Les survivants païens accusent les chrétiens d’être responsables de la chute de la cité en interdisant le culte aux dieux ancestraux. Augustin répond par la rédaction de son œuvre majeure, La Cité de Dieu. Il y dénonce les pratiques païennes des romains et y invite tout homme à se convertir au vrai Dieu, qui seul sauve les hommes dans cette vie – comme l’attitude des wisigoths l’a démontré – et dans l’éternité. Il oppose la cité terrestre, pathétique, à la cité céleste, la glorieuse cité dont Christ est le roi et dont les membres vivent dans la paix véritable et la félicité.

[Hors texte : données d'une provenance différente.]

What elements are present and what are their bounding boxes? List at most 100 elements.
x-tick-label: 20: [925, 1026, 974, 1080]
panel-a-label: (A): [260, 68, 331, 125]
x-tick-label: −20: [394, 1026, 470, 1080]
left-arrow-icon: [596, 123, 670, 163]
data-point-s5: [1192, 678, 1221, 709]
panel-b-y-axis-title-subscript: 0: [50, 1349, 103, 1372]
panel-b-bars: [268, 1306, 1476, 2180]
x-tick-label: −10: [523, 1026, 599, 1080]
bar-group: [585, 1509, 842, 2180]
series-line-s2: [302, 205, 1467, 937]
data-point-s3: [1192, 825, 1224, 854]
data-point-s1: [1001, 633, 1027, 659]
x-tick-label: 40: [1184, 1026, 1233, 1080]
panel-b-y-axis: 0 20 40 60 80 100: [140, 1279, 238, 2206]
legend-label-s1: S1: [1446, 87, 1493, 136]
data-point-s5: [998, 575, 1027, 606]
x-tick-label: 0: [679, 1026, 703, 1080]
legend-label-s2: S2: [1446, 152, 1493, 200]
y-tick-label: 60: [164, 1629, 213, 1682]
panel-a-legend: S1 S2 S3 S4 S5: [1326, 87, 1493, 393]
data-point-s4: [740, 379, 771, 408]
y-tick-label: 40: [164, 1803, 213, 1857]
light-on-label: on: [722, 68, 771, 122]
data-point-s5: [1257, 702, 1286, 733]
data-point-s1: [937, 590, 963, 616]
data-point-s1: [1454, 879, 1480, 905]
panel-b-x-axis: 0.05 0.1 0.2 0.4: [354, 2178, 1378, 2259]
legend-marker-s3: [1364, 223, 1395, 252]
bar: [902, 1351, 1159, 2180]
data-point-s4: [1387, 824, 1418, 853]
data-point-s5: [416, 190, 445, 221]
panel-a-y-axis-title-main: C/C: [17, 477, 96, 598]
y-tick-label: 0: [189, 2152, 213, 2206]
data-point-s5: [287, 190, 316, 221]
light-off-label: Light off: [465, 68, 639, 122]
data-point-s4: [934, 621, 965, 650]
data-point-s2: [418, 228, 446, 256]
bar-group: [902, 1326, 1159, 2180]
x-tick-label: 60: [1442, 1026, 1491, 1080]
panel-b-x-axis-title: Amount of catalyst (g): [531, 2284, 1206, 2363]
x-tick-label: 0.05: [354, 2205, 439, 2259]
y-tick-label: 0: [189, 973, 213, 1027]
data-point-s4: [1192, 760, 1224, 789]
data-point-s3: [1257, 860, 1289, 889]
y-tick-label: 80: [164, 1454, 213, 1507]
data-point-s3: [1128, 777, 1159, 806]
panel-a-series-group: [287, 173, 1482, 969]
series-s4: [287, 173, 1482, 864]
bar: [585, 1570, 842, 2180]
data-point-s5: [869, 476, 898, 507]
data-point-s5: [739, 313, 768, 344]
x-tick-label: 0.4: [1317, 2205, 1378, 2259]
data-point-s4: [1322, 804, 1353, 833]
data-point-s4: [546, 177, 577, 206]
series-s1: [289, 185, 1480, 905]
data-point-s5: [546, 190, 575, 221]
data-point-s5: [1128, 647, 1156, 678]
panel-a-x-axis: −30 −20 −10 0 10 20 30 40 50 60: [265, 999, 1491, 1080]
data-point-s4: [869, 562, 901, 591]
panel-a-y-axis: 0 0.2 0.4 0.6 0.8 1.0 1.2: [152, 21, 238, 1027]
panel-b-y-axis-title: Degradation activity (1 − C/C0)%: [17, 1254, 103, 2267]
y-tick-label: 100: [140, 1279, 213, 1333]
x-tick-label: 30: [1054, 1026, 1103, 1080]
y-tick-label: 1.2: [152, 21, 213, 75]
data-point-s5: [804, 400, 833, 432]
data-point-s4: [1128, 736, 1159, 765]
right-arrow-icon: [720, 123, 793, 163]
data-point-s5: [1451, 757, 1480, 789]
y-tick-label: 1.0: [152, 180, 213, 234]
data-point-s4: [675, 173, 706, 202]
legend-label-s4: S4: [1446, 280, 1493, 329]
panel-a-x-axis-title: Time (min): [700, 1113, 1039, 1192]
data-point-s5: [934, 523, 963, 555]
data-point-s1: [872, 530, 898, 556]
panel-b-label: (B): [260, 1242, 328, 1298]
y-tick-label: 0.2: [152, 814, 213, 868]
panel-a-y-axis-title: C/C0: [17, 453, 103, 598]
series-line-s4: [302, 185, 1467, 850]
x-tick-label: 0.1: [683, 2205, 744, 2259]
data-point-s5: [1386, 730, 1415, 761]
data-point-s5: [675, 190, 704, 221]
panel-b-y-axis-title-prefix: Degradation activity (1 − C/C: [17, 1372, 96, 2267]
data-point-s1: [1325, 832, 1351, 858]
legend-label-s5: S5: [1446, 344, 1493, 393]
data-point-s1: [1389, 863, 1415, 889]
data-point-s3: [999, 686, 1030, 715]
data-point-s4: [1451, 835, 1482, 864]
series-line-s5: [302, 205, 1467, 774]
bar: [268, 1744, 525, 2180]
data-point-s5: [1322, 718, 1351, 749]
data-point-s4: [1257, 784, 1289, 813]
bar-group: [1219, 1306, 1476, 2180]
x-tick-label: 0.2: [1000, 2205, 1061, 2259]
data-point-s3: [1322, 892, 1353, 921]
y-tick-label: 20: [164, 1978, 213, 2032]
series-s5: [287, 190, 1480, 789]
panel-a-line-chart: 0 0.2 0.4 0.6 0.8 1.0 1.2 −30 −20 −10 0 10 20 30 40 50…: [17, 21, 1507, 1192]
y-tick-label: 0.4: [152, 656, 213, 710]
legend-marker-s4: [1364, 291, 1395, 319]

Pour celui qui observe l’histoire et ce débat qui en découle, le problème est double. Il s’agit d’une part de déterminer la spécificité de ces deux cités, et ensuite d’en comprendre le rapport. S’agit-il de cités matérielles ? Si c’est le cas, comment peuvent-elles coexister ? Si elles sont symboliques ou spirituelles, comment le christianisme peut-il évoluer avec un paganisme qu’il considère comme mensonger ? Il s’agit au fond de comprendre le problème classique mais épineux du rapport entre une foi universaliste – une conception du monde – et tout ce qui ne s’y intègre pas. Si le débat théologique et philosophique est ancré dans une époque précise, le problème est bien d’actualité et surgit par exemple au travers des exigences de reconnaissances si souvent formulées dans l’espace public.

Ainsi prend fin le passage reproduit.